Un éléphant, ca trompe énormément...
Dans une décennie prolixe en images fortes, de Gatsby le Magnifique à Josephine Baker, sans oublier le boardwalk d’Atlantic City, le nom de Carl Graham Fisher ne vous dit peut-être rien. Cependant, son parcours incarne la quintessence des Années Vingt, celles que l'on qualifie donc de Folles. Nous sommes 1926 et Fisher est déjà bien établi lorsqu'il décide de faire sortir Miami Beach de ce qui n'est alors qu'un immense marécage. Il n'en est assurément pas à sa première fortune, ayant vécu lors de cette période de développement débridé du grand capital que traversent les Etats-Unis depuis plusieurs décennies : c'est l'époque des Robber Barons avec la création de monopoles de fait sur nombre d'industries dont particulièrement les chemins de fers.

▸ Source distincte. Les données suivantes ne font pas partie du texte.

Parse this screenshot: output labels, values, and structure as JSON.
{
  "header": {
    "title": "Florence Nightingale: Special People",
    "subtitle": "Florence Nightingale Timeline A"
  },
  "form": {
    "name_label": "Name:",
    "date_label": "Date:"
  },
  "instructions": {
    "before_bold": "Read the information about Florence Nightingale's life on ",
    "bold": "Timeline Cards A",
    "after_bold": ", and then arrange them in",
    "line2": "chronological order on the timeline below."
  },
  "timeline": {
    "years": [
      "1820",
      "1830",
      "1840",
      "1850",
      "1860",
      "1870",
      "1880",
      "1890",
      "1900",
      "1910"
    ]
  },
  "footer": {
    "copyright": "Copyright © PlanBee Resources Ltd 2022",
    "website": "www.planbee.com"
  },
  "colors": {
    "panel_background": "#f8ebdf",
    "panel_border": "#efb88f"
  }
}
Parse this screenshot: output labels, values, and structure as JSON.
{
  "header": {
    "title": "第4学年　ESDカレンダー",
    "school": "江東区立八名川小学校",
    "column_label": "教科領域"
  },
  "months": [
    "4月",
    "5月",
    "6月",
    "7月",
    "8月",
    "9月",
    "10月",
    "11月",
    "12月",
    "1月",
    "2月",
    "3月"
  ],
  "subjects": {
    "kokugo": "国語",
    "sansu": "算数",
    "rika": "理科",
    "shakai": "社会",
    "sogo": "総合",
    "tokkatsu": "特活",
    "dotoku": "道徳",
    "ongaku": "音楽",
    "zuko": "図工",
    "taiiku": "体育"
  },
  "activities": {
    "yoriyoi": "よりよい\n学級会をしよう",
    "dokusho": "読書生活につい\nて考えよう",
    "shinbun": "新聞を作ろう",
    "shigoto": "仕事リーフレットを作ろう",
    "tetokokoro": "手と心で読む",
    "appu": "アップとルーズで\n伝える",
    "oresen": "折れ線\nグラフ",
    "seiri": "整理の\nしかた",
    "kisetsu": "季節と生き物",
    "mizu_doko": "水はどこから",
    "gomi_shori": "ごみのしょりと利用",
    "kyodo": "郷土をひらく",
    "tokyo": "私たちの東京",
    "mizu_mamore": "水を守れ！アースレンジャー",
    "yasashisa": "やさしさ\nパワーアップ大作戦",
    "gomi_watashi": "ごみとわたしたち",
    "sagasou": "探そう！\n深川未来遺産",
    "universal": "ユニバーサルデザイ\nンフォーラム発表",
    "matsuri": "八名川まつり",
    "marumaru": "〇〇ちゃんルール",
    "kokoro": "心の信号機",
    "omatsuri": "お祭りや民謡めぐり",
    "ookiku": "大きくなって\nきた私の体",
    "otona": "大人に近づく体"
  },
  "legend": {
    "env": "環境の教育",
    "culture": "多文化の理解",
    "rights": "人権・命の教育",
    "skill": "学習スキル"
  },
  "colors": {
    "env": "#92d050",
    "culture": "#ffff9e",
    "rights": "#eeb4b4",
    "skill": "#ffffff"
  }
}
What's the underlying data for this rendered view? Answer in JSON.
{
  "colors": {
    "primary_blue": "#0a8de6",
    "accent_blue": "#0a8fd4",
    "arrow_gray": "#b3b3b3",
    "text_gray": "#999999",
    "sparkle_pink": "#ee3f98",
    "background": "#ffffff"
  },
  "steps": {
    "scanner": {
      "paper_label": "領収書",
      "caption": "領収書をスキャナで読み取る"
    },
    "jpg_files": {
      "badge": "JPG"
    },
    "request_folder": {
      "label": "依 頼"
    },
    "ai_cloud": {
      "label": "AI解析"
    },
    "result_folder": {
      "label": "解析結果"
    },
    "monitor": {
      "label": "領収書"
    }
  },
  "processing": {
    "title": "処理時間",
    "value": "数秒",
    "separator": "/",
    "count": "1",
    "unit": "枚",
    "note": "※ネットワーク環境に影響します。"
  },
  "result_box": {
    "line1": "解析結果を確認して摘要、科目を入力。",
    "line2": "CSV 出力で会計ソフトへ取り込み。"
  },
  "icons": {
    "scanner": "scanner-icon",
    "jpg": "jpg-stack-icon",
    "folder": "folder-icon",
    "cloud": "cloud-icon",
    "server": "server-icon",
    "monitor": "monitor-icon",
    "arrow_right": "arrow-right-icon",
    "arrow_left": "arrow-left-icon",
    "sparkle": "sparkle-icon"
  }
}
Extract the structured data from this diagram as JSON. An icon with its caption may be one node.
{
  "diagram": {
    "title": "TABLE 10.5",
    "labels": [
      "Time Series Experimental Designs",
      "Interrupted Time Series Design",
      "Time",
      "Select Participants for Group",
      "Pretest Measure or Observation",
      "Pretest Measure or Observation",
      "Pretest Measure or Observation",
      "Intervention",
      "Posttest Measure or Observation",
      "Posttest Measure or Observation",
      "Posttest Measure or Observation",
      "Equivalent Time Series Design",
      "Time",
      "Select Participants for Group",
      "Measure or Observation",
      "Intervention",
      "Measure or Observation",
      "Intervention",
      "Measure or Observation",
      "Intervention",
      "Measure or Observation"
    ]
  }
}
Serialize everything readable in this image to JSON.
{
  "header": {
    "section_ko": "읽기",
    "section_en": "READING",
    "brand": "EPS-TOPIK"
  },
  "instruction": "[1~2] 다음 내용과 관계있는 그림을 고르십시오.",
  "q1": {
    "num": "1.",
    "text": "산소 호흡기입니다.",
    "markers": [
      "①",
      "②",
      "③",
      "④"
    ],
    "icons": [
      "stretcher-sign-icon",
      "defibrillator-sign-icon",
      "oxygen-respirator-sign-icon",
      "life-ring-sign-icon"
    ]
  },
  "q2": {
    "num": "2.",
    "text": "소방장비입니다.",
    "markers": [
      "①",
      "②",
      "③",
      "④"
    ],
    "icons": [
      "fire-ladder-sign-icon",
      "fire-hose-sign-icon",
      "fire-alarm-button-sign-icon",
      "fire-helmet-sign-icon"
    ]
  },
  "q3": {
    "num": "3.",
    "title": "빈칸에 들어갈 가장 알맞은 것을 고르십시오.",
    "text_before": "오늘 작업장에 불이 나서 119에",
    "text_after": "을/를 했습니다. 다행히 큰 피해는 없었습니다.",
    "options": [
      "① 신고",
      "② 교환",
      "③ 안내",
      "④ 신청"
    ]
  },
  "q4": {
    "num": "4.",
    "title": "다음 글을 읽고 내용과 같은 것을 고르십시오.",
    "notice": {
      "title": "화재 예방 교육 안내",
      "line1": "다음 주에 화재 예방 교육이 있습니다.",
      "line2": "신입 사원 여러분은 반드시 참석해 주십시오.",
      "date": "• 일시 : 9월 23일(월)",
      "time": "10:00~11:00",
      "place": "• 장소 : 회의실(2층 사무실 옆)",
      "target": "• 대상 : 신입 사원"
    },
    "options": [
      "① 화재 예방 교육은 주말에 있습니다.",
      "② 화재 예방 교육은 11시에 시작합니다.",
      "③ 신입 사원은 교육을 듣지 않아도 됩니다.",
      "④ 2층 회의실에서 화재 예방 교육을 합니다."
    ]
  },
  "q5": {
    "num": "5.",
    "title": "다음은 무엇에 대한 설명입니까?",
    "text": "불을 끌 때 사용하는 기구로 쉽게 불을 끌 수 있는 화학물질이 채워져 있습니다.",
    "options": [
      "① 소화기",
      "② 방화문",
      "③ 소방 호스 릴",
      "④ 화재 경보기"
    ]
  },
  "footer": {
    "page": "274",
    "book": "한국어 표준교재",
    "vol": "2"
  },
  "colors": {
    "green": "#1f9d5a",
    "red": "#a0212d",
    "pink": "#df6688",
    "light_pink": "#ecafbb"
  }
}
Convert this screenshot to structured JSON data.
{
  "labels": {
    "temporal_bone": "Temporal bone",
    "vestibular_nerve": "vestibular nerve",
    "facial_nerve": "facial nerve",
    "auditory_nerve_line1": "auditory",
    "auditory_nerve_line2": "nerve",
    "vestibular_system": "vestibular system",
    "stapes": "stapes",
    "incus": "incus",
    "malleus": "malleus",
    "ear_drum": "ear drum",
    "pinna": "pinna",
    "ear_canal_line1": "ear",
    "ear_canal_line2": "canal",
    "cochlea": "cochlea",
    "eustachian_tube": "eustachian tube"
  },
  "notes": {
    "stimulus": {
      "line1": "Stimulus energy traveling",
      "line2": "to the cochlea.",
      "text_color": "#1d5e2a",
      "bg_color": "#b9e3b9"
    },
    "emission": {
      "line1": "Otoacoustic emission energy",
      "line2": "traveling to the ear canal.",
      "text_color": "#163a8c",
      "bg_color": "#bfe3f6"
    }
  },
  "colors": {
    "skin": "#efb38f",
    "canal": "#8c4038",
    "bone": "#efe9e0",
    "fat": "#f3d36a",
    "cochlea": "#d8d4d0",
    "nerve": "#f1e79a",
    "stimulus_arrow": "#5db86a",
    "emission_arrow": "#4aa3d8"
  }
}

Profitant de ce Far West après le Far West, Fisher tire son épingle du jeu dans l'automobile puis la construction. Après avoir été le maître d'œuvre de la première autoroute à traverser les Etats-Unis de part en part, il s'attaque à la Floride : de la lagune inhospitalière qui fait face à la ville endormie de Miami, il fait surgir un temple de la fête, le pays du mois de juin perpétuel même en plein hiver à New York. Le gratin de la bonne société américaine s'y retrouve, dont le futur président Warren Harding, qui joue au golf en faisant porter ses clubs par un éléphanteau ! Comme le dit son épouse à l’époque, vivre avec Fisher, c’était comme « vivre dans un cirque : il se passait quelque chose – quelque chose d’excitant – à chaque minute du jour. »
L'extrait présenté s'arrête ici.